I know he thinks I am over-protective, but I can’t lose him as well. I will do anything to keep him safe.

So where is Charlie Wade? I can’t understand why he isn’t here with Hennessy, or why he hasn’t texted or called. Could something have happened to him? I’m not even his father but my brain is hard-wired to feel that I need to take care of Antony.

‘Sorry.’

A low rumbling dams the current of my thoughts mid-flow, and I glance down to where Hennessy is clutching her stomach. ‘Are you hungry?’ I frown as, in answer to that question, her stomach rumbles again. ‘Why didn’t you say? Simonetta would have made you something.’

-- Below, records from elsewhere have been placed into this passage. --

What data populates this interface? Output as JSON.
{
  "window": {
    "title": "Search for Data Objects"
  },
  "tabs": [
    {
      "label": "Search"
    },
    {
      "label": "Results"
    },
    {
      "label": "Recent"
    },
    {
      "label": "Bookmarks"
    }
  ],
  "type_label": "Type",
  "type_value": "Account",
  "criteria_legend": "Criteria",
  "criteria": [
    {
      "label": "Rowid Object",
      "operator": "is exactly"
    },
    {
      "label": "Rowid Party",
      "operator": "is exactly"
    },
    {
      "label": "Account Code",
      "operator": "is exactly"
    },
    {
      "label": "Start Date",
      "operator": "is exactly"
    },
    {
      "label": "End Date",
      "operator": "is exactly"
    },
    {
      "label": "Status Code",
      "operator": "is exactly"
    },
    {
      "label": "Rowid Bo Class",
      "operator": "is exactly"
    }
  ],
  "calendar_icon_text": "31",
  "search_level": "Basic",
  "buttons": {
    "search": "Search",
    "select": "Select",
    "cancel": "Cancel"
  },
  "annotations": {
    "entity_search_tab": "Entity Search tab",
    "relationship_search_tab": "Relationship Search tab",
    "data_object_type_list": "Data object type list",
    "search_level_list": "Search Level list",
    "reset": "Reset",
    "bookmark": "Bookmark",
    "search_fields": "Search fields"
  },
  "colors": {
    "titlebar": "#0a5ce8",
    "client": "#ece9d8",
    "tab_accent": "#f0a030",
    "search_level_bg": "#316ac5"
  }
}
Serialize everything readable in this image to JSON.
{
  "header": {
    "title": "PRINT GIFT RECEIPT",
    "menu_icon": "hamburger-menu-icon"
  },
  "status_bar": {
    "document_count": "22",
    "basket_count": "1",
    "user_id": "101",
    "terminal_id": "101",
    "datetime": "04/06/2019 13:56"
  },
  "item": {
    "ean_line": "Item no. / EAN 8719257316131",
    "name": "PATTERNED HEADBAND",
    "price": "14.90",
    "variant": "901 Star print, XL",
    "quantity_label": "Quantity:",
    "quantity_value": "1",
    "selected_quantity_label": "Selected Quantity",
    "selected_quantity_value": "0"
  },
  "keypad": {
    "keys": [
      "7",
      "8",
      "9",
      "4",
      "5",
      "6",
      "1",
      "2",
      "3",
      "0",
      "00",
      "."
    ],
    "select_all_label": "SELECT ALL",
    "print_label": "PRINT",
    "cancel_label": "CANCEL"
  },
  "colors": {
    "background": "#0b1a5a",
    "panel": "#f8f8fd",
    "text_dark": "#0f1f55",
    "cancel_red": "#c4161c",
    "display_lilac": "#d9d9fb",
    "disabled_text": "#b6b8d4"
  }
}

‘It’s fine. I can wait until breakfast. I don’t need you dragging her out of bed now.’

‘I wasn’t going to.’ I shake my head. ‘I’m not an ogre, Hennessy. Do you eat eggs?’

Her violet gaze flickers over my face.

‘It’s a simple enough question.’

As she nods, I reach for a pan.

‘What are you making?’

‘Uova strapazzate: scrambled eggs.’

She surprises me by getting to her feet and coming to stand next to me. I feel something pinch under my ribs. Antony used to watch me cook when he was younger, and it reminds me that he and Hennessy are the same age.